The code above violates at least two rules from Barr Group‘s Embedded C Coding Standard book. Importantly, had Apple followed at least the first of these rules, in particular, this dangerous bug should almost certainly have been prevented from ever getting into even a single device.

Rule 1.3.a

Braces shall always surround the blocks of code (a.k.a., compound statements), following if, else, switch, while, do, and for statements; single statements and empty statements following these keywords shall also always be surrounded by braces.

Had Apple not violated this always-braces rule in the SSL/TLS code above, there would have been either just one set of curly braces after each if test or a very odd looking hard-to-miss chunk of code with two sets of curly braces after the if with two gotos. Either way, this bug was preventable by following this rule and performing code review.

Rule 1.7.c

The goto keyword shall not be used.

Had Apple not violated this never-goto rule in the SSL/TLS code above, there would not have been a double goto fail; line to create the unreachable code situation. Certainly if that forced each of the goto lines to be replaced with more than one line of code, it would have forced programmers to use curly braces.

On a final note, Apple should be asking its engineers and engineering managers about the failures of process (at several layers) that must have occurred for this bug to have gone into end user’s devices.
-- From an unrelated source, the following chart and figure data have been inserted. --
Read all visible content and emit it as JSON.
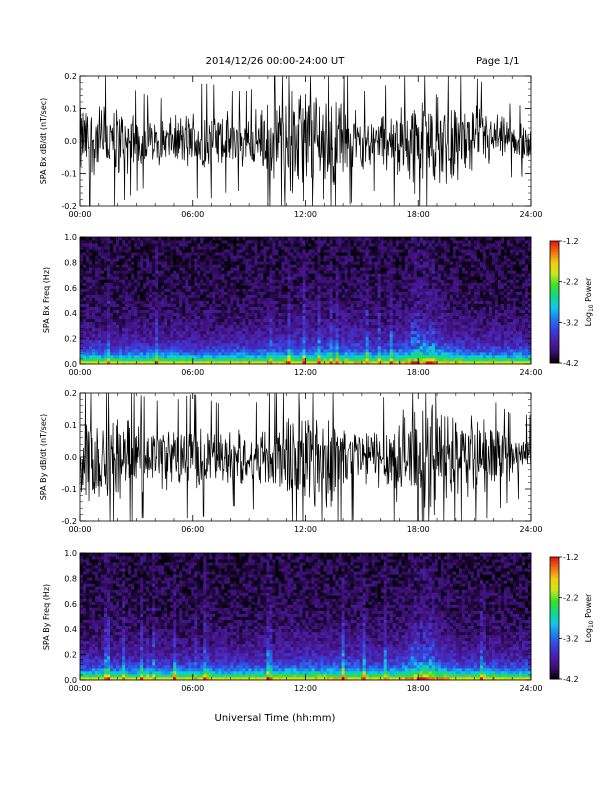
{
  "header": {
    "title": "2014/12/26  00:00-24:00 UT",
    "page": "Page 1/1"
  },
  "footer": {
    "xlabel": "Universal Time (hh:mm)"
  },
  "colorbar": {
    "label_pre": "Log",
    "label_sub": "10",
    "label_post": " Power",
    "ticks": [
      "-1.2",
      "-2.2",
      "-3.2",
      "-4.2"
    ],
    "range": [
      -4.2,
      -1.2
    ],
    "stops": [
      "#000000",
      "#3b0f70",
      "#4b1fa8",
      "#3a3fdc",
      "#1e7df0",
      "#12c8e8",
      "#12d88a",
      "#3ae02a",
      "#c8e81a",
      "#f0d010",
      "#f07010",
      "#e81010"
    ]
  },
  "chart_data": [
    {
      "type": "line",
      "ylabel": "SPA Bx dB/dt (nT/sec)",
      "xlim": [
        "00:00",
        "24:00"
      ],
      "ylim": [
        -0.2,
        0.2
      ],
      "xticks": [
        "00:00",
        "06:00",
        "12:00",
        "18:00",
        "24:00"
      ],
      "yticks": [
        "0.2",
        "0.1",
        "0.0",
        "-0.1",
        "-0.2"
      ],
      "envelope": {
        "hours": [
          0,
          1,
          2,
          3,
          4,
          5,
          6,
          7,
          8,
          9,
          10,
          11,
          12,
          13,
          14,
          15,
          16,
          17,
          18,
          19,
          20,
          21,
          22,
          23,
          24
        ],
        "amplitude": [
          0.09,
          0.1,
          0.09,
          0.07,
          0.06,
          0.06,
          0.08,
          0.08,
          0.07,
          0.07,
          0.09,
          0.13,
          0.16,
          0.15,
          0.1,
          0.07,
          0.07,
          0.1,
          0.13,
          0.12,
          0.1,
          0.09,
          0.07,
          0.05,
          0.05
        ]
      },
      "grid": false
    },
    {
      "type": "heatmap",
      "ylabel": "SPA Bx Freq (Hz)",
      "xlim": [
        "00:00",
        "24:00"
      ],
      "ylim": [
        0.0,
        1.0
      ],
      "xticks": [
        "00:00",
        "06:00",
        "12:00",
        "18:00",
        "24:00"
      ],
      "yticks": [
        "1.0",
        "0.8",
        "0.6",
        "0.4",
        "0.2",
        "0.0"
      ],
      "zlim": [
        -4.2,
        -1.2
      ],
      "grid": false
    },
    {
      "type": "line",
      "ylabel": "SPA By dB/dt (nT/sec)",
      "xlim": [
        "00:00",
        "24:00"
      ],
      "ylim": [
        -0.2,
        0.2
      ],
      "xticks": [
        "00:00",
        "06:00",
        "12:00",
        "18:00",
        "24:00"
      ],
      "yticks": [
        "0.2",
        "0.1",
        "0.0",
        "-0.1",
        "-0.2"
      ],
      "envelope": {
        "hours": [
          0,
          1,
          2,
          3,
          4,
          5,
          6,
          7,
          8,
          9,
          10,
          11,
          12,
          13,
          14,
          15,
          16,
          17,
          18,
          19,
          20,
          21,
          22,
          23,
          24
        ],
        "amplitude": [
          0.12,
          0.13,
          0.11,
          0.09,
          0.08,
          0.08,
          0.09,
          0.08,
          0.07,
          0.07,
          0.09,
          0.12,
          0.15,
          0.14,
          0.1,
          0.08,
          0.08,
          0.11,
          0.15,
          0.13,
          0.11,
          0.1,
          0.08,
          0.06,
          0.06
        ]
      },
      "grid": false
    },
    {
      "type": "heatmap",
      "ylabel": "SPA By Freq (Hz)",
      "xlim": [
        "00:00",
        "24:00"
      ],
      "ylim": [
        0.0,
        1.0
      ],
      "xticks": [
        "00:00",
        "06:00",
        "12:00",
        "18:00",
        "24:00"
      ],
      "yticks": [
        "1.0",
        "0.8",
        "0.6",
        "0.4",
        "0.2",
        "0.0"
      ],
      "zlim": [
        -4.2,
        -1.2
      ],
      "grid": false
    }
  ]
}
Specifically:

  • Where was the peer code review that should have spotted this, or how did the reviewers fail to spot this?
  • Why wasn’t a coding standard rule adopted to make such bugs easier to spot during peer code reviews?
  • Why wasn’t a static analysis tool, such as Klocwork, used, or how did it fail to detect the unreachable code that followed? Or was it users of such a tool, at Apple, who failed to act?
  • Where was the regression test case for a bad SSL certificate signature, or how did that test fail?

Dangerous bugs, like this one from Apple, often result from a combination of accumulated errors in the face of flawed software development processes. Too few programmers recognize that many bugs can be kept entirely out of a system simply by adopting (and rigorously enforcing) a coding standard that is designed to keep bugs out.